Objective: To assess unexpected associations between childhood cancer and pethidine given in labour and the neonatal administration of vitamin K that had emerged in a study performed in the 1970 national birth cohort.
Design and setting: 195 children with cancer diagnosed in 1971-March 1991 and born in the two major Bristol maternity hospitals in 1965-87 were compared with 558 controls identified from the delivery books for the use of pethidine during labour and administration of vitamin K.
Main outcome measures: Odds ratios for cancer in the presence of administration of pethidine or of intramuscular vitamin K. Both logistic regression and Mantel-Haenszel techniques were used for statistical analyses.
Results: Children of mothers given pethidine in labour were not at increased risk of cancer (odds ratio 1.05, 95% confidence interval 0.7 to 1.5) after allowing for year and hospital of delivery, but there was a significant association (p = 0.002) with intramuscular vitamin K (odds ratio 1.97, 95% confidence interval 1.3 to 3.0) when compared with oral vitamin K or no vitamin K. There was no significantly increased risk for children who had been given oral vitamin K when compared with no vitamin K (odds ratio 1.15, 95% confidence interval 0.5 to 2.7). These results could not be accounted for by other factors associated with administration of intramuscular vitamin K, such as type of delivery or admission to a special care baby unit.

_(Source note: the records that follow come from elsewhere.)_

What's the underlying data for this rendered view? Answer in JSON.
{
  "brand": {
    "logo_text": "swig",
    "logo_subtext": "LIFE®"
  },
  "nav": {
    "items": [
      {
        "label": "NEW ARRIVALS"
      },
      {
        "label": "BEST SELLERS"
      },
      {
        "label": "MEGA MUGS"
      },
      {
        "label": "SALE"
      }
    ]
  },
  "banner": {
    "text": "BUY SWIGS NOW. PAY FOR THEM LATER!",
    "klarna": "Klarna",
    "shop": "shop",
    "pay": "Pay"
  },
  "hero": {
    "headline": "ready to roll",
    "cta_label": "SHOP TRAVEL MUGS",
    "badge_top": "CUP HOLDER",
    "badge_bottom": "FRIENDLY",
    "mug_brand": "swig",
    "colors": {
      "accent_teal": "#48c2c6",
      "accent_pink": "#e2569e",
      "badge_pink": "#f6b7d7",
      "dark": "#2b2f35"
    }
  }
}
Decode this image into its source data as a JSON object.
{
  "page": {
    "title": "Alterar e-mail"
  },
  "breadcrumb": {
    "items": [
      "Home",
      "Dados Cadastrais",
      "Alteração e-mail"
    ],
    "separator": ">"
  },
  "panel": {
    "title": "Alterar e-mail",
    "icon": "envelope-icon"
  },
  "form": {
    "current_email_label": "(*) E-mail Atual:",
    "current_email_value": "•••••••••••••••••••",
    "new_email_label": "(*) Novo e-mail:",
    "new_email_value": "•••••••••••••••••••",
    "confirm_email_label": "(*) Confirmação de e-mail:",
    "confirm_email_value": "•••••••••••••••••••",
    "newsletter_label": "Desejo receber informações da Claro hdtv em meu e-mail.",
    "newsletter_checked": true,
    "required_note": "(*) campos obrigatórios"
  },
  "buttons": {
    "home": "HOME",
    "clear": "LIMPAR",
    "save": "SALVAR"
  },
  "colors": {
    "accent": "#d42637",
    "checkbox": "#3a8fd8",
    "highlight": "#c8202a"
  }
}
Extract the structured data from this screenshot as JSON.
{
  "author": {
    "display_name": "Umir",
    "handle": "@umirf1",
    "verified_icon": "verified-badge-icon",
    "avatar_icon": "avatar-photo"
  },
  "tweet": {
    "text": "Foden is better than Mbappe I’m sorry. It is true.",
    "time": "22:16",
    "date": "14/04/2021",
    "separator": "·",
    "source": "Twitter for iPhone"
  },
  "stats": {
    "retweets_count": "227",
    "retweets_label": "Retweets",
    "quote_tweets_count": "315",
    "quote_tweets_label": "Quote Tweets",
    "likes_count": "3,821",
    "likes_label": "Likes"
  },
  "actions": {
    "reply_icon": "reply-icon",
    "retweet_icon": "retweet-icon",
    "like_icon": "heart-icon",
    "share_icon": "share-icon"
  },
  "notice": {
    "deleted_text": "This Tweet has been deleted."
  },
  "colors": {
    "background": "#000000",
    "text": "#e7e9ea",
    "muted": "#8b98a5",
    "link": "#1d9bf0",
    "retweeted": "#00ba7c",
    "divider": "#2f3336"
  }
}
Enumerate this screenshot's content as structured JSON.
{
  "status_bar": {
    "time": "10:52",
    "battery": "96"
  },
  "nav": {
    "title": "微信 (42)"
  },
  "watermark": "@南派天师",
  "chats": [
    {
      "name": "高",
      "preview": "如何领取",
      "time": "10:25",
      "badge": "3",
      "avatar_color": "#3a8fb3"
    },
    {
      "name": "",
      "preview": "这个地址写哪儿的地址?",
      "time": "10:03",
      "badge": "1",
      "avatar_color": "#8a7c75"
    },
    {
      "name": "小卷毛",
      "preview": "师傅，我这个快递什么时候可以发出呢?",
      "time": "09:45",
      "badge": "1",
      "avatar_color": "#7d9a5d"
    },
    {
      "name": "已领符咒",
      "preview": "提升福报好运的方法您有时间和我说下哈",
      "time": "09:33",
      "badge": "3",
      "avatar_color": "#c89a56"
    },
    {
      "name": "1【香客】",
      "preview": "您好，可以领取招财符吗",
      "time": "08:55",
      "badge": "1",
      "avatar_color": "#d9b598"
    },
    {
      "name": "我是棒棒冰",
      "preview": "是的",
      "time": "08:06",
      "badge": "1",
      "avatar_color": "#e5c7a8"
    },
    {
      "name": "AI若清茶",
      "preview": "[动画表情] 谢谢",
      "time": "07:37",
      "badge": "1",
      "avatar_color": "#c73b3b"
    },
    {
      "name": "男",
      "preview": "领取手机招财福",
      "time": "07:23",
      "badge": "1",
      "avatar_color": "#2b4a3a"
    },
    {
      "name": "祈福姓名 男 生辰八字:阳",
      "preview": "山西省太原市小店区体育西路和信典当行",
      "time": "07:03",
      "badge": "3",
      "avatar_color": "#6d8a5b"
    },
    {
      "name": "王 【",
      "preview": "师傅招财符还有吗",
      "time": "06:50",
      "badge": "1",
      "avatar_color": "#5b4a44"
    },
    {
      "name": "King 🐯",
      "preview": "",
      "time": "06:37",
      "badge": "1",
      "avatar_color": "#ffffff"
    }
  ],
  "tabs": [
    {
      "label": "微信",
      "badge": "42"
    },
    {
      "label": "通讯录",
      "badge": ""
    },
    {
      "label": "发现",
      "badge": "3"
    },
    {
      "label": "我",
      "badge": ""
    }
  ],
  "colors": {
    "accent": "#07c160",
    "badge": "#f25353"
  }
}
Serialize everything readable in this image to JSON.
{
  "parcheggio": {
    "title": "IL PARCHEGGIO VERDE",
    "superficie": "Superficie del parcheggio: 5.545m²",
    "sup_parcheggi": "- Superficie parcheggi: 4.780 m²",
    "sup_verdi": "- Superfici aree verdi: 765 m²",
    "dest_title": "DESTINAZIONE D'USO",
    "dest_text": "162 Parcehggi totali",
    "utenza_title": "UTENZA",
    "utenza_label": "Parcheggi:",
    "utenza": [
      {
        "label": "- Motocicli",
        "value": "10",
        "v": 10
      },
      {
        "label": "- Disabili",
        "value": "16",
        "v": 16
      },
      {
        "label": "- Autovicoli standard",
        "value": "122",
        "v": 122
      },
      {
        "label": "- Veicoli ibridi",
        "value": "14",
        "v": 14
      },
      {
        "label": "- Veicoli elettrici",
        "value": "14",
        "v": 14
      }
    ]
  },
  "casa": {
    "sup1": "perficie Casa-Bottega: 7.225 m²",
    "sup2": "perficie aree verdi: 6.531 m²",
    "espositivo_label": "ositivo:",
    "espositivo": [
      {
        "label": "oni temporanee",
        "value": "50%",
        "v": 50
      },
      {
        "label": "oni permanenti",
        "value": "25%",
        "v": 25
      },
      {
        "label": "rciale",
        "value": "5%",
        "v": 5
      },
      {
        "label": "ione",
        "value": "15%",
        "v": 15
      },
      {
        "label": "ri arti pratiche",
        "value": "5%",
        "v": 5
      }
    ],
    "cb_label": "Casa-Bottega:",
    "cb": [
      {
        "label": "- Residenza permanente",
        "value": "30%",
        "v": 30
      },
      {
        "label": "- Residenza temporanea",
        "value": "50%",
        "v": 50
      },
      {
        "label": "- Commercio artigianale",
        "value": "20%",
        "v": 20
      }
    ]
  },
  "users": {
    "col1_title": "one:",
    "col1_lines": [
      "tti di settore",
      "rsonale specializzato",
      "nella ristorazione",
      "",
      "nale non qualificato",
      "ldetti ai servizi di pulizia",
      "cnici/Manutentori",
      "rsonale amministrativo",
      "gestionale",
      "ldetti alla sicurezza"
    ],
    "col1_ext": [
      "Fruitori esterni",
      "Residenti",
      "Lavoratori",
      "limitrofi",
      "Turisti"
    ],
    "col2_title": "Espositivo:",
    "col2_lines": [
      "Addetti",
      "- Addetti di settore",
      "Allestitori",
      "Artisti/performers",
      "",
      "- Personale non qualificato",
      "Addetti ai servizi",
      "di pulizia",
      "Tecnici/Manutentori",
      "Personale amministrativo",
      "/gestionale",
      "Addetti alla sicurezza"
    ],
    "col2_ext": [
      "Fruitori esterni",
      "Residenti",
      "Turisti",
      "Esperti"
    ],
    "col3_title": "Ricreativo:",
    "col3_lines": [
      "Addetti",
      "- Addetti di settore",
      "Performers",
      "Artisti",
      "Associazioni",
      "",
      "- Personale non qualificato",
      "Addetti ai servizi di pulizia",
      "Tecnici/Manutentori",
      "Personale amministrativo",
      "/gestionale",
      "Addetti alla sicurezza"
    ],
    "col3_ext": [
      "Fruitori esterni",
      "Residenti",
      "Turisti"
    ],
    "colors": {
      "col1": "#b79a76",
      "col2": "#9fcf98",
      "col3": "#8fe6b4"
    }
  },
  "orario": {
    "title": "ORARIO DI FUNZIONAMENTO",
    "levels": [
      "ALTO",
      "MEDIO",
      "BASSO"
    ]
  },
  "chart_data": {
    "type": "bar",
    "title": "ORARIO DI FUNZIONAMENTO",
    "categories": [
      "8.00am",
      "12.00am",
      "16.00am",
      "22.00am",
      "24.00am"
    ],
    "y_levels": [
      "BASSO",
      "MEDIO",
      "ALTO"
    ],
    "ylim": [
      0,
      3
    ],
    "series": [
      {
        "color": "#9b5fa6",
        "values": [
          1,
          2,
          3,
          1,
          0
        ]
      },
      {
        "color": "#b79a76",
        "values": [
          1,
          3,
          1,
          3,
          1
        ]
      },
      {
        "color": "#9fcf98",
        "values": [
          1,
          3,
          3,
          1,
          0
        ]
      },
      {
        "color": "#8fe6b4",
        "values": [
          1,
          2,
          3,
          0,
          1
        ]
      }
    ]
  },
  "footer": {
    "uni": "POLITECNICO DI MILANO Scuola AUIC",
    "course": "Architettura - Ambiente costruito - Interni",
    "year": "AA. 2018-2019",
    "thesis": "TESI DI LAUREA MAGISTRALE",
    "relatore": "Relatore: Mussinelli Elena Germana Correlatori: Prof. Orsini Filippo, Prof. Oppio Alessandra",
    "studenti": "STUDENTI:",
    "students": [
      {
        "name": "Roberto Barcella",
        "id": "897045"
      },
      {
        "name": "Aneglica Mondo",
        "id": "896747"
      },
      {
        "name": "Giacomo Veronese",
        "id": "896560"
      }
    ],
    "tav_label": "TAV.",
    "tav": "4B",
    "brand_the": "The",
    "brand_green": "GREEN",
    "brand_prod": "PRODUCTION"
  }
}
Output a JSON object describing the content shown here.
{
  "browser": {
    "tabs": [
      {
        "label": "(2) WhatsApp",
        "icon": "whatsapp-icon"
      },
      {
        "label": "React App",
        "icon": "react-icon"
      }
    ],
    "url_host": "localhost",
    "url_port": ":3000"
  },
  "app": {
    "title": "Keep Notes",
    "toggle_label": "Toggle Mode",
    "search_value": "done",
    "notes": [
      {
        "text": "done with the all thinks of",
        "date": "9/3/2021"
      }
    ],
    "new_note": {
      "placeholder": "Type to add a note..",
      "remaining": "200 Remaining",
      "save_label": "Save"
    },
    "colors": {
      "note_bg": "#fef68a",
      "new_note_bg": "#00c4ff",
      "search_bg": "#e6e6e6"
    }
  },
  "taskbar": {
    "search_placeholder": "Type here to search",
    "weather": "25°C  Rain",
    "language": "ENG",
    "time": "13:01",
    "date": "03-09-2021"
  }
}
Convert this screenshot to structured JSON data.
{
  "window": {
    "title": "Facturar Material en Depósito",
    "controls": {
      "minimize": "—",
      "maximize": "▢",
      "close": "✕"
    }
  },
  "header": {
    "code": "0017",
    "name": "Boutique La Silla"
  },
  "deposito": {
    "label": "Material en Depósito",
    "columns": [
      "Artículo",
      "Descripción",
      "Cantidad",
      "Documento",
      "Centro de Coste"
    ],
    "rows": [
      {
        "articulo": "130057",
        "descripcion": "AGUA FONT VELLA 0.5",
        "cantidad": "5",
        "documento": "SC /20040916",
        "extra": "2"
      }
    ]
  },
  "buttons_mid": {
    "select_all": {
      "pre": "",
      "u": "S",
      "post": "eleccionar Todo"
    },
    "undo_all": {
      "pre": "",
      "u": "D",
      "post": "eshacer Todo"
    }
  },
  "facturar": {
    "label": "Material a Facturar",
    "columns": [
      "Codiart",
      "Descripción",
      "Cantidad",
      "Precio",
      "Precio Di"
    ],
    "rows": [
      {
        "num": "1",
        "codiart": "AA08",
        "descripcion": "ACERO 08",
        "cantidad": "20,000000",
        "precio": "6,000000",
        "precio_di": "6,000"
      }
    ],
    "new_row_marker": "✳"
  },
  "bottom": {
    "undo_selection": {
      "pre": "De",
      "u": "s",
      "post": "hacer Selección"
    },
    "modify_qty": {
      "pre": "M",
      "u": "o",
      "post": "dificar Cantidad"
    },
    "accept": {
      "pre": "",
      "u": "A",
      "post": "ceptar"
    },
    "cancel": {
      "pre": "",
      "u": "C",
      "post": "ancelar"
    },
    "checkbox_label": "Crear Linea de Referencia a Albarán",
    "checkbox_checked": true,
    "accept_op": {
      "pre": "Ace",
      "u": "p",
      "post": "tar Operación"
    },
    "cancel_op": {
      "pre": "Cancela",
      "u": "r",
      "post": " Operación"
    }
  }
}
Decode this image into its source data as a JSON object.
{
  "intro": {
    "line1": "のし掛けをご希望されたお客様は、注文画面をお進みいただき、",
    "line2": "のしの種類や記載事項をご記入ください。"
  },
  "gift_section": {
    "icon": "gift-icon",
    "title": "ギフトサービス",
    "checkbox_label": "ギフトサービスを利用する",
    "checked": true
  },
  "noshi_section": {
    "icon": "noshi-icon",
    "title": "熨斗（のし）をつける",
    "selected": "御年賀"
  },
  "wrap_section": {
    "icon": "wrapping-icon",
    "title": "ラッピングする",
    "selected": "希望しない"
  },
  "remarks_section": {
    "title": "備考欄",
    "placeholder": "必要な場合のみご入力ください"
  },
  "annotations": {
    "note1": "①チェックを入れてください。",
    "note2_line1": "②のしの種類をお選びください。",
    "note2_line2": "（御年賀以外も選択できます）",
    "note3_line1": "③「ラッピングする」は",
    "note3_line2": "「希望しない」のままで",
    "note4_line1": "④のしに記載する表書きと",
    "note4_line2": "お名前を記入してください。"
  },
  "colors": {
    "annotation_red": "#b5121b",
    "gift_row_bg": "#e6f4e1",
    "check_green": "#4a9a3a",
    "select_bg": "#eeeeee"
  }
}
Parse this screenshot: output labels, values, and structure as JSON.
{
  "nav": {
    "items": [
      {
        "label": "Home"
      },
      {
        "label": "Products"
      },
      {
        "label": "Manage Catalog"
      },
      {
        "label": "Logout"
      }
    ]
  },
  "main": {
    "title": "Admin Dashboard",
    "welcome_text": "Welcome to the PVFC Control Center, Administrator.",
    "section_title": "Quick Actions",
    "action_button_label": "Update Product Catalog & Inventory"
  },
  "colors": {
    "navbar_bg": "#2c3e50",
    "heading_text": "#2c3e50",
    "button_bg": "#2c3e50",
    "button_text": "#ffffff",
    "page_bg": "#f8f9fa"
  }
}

Conclusions: The only two studies so far to have examined the relation between childhood cancer and intramuscular vitamin K have shown similar results, and the relation is biologically plausible. The prophylactic benefits against haemorrhagic disease are unlikely to exceed the potential adverse effects from intramuscular vitamin K. Since oral vitamin K has major benefits but no obvious adverse effects this could be the prophylaxis of choice.